The HBR blogpost recounts that eastern army commander, Lt Gen LP Sen, was told by a senior AHQ officer in September 1962 that “experience in LADAKH had shown that a few rounds fired at the Chinese would cause them to run away.”

Simultaneously, tensions were rising in NEFA, where Indian troops established the Dhola Post across the Namka Chu River. The Chinese surrounded Dhola on September 8, and firing began daily. This situation was reviewed on September 22, by Defence Minister Krishna Menon. While General Thapar warned that action at Dhola would invite Chinese retaliation in Ladakh, Foreign Secretary MJ Desai felt “that the Chinese would not react very strongly against us in Ladakh. He considered that operations for eviction of the Chinese from NEFA should be carried out, even at the expense of losing some territory in LADAKH.”

The AHQ seems to have accepted this military assessment from a diplomat. The HBR blogpost says, “Defence Ministry then, on the request of the Chief of Army Staff, issued the following instructions:-… Army should prepare and throw the Chinese out, as soon as possible. The Chief of the Army Staff was accordingly directed to take action for the eviction of the Chinese from… NEFA, as soon as he is ready.”

With the government ready to accept some loss of territory in Ladakh, AHQ told HQ WC that “Chinese may attack some of our forward posts… (which) will fight it out and inflict maximum casualties on the Chinese.”

Criticising these “unrealistic” orders to “far-flung, tactically unsound and uncoordinated small posts”, the HBR blogpost damningly wonders, “Whether General Staff Branch Army Headquarters were in touch with the realities of the situation. It appears that events controlled actions rather than actions events.”
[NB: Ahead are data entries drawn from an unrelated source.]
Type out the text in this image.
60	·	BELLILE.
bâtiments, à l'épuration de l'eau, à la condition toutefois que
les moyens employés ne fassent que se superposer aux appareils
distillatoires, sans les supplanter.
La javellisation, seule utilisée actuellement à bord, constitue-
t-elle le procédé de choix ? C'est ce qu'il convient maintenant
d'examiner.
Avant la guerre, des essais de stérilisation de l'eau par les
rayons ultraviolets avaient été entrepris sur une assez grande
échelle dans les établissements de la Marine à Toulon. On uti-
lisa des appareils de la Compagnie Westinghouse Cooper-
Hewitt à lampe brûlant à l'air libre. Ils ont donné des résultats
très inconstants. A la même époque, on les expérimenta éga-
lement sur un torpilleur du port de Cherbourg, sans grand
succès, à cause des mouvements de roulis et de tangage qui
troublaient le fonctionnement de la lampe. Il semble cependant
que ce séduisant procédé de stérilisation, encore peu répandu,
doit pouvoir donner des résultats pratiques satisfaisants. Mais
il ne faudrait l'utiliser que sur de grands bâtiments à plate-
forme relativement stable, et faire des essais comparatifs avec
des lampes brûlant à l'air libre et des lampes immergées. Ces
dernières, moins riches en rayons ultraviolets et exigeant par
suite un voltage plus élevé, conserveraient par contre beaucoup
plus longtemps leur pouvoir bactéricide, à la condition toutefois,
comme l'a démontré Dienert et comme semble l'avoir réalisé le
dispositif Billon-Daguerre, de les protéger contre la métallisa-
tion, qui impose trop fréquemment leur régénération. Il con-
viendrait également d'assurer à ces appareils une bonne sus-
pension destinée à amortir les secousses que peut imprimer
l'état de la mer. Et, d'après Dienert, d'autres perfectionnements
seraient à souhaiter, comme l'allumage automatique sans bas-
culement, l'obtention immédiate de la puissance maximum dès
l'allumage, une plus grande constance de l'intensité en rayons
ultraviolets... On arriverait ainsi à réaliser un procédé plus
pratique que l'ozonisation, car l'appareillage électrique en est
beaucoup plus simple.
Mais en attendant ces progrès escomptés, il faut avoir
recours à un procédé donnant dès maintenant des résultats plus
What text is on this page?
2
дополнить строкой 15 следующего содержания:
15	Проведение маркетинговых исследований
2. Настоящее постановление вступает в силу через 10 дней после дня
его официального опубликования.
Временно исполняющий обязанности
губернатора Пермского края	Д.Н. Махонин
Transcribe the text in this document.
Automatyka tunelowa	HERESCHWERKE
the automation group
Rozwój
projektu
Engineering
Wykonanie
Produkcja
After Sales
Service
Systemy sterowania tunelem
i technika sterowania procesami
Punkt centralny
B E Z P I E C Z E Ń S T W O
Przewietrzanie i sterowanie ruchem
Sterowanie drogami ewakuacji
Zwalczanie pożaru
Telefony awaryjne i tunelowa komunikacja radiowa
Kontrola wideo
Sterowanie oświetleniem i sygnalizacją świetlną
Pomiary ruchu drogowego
Slamming the Chief of General Staff (CGS), Lt Gen BM Kaul, for not advising the government on “our weakness and inability to implement the ‘Forward Policy’”, the HBR blogpost notes: “There might have been pressure put on by the Defence Ministry, but it was the duty of the General Staff to have pointed out the unsoundness of the ‘Forward Policy’ without the means to implement it… Apparently, however, the General Staff at NO stage submitted to the Government an appraisal on the consequences of the ‘Forward Policy’ or the basic requirement of troops and resources required before it should have been implemented.”

Hinting at General BM Kaul’s absence of military qualifications, and his cultivation of a clique within the officer cadre, the HBR blogpost states: “The General Staff, particularly the CGS (Gen Kaul), Deputy CGS (Maj Gen JS Dhillon) and the DMO (Brig Monty Palit) went a step further and permeated this belief into the Army, with the disastrous result that even field formations were infected with a sense of complacency.”

Recognizing perhaps that Lt Gen BM Kaul, with his proximity to Nehru, had superseded the army’s command, the HBR blogpost exempts Gen Thapar, and the eastern army commander, Lt Gen LP Sen, from his sharpest criticisms. Frontally attacking Lt Gen BM Kaul, the document notes: “This lapse in Staff Duties on the part of the Chief of the General Staff, his Deputy, the DMO, DMI, and other Staff Directors is inexcusable. From this stemmed the unpreparedness and the unbalance of our forces. These… are key appointments and officers were hand-picked by General KAUL to fill them (sic).”